They have lived in this house all their lives. Paco was a cantankerous, miserly, ungrateful son of a gun, but he was flesh and blood, as they say, and as such someone about whom Isabel had many sweet childhood memories.  He had developed diabetes and refused to follow his doctor’s recommendations so he began to have serious eye problems, went legally blind, and had one of his kidneys shut down (and the other was only so-so) and Paco required dialysis three times per week.  This being out of the house and traveling via public transit around Lima where COVID is everywhere, no doubt was where he contracted the illness and brought it home to his family.  His hygiene had gone downhill and poor Pepe was frantic as he tried to take care of and clean up after his sick brother who made quite a mess of his bed, room, and bathroom, while enduring his insults and pettiness, all the while having to deal simultaneously with the needs of his declining father. 

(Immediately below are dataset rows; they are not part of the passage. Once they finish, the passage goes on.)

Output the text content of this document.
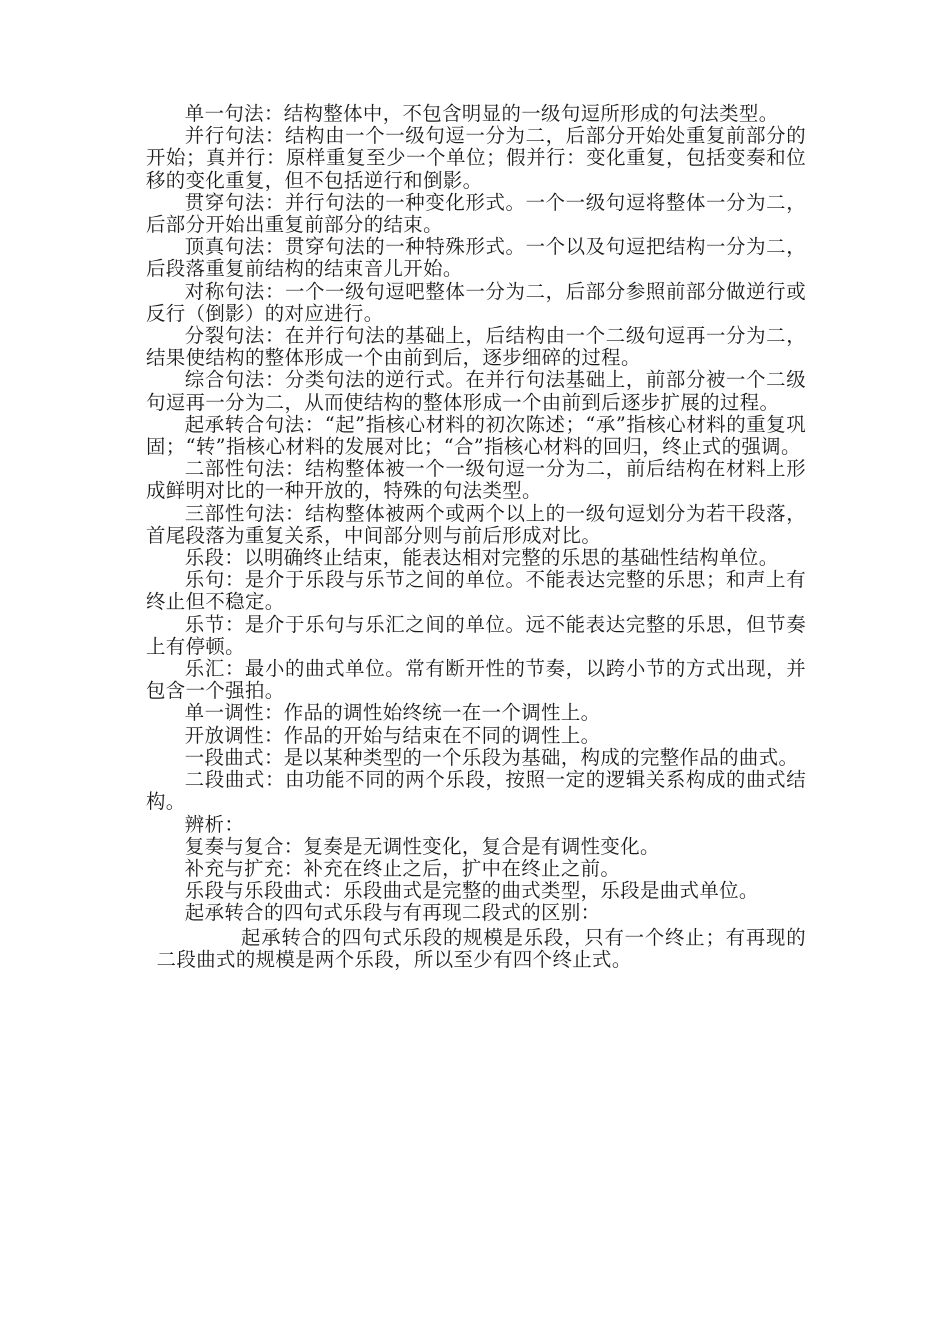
单一句法：结构整体中，不包含明显的一级句逗所形成的句法类型。

并行句法：结构由一个一级句逗一分为二，后部分开始处重复前部分的开始；真并行：原样重复至少一个单位；假并行：变化重复，包括变奏和位移的变化重复，但不包括逆行和倒影。

贯穿句法：并行句法的一种变化形式。一个一级句逗将整体一分为二，后部分开始出重复前部分的结束。

顶真句法：贯穿句法的一种特殊形式。一个以及句逗把结构一分为二，后段落重复前结构的结束音儿开始。

对称句法：一个一级句逗吧整体一分为二，后部分参照前部分做逆行或反行（倒影）的对应进行。

分裂句法：在并行句法的基础上，后结构由一个二级句逗再一分为二，结果使结构的整体形成一个由前到后，逐步细碎的过程。

综合句法：分类句法的逆行式。在并行句法基础上，前部分被一个二级句逗再一分为二，从而使结构的整体形成一个由前到后逐步扩展的过程。

起承转合句法：“起”指核心材料的初次陈述；“承”指核心材料的重复巩固；“转”指核心材料的发展对比；“合”指核心材料的回归，终止式的强调。

二部性句法：结构整体被一个一级句逗一分为二，前后结构在材料上形成鲜明对比的一种开放的，特殊的句法类型。

三部性句法：结构整体被两个或两个以上的一级句逗划分为若干段落，首尾段落为重复关系，中间部分则与前后形成对比。

乐段：以明确终止结束，能表达相对完整的乐思的基础性结构单位。

乐句：是介于乐段与乐节之间的单位。不能表达完整的乐思；和声上有终止但不稳定。

乐节：是介于乐句与乐汇之间的单位。远不能表达完整的乐思，但节奏上有停顿。

乐汇：最小的曲式单位。常有断开性的节奏，以跨小节的方式出现，并包含一个强拍。

单一调性：作品的调性始终统一在一个调性上。

开放调性：作品的开始与结束在不同的调性上。

一段曲式：是以某种类型的一个乐段为基础，构成的完整作品的曲式。

二段曲式：由功能不同的两个乐段，按照一定的逻辑关系构成的曲式结构。

辨析：

复奏与复合：复奏是无调性变化，复合是有调性变化。

补充与扩充：补充在终止之后，扩中在终止之前。

乐段与乐段曲式：乐段曲式是完整的曲式类型，乐段是曲式单位。

起承转合的四句式乐段与有再现二段式的区别：

起承转合的四句式乐段的规模是乐段，只有一个终止；有再现的二段曲式的规模是两个乐段，所以至少有四个终止式。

We keep a close eye on a situation that can change rapidly in many ways.  It is often frustrating when things don’t go as we had planned, and is especially difficult to manage from such a distance.  We’re doing all we can, however, to try to get these remaining relatives in Peru through this.  It keeps both Isabel and I on edge as we keep waiting for bad news, complications, foul-ups, all the while hoping for the best.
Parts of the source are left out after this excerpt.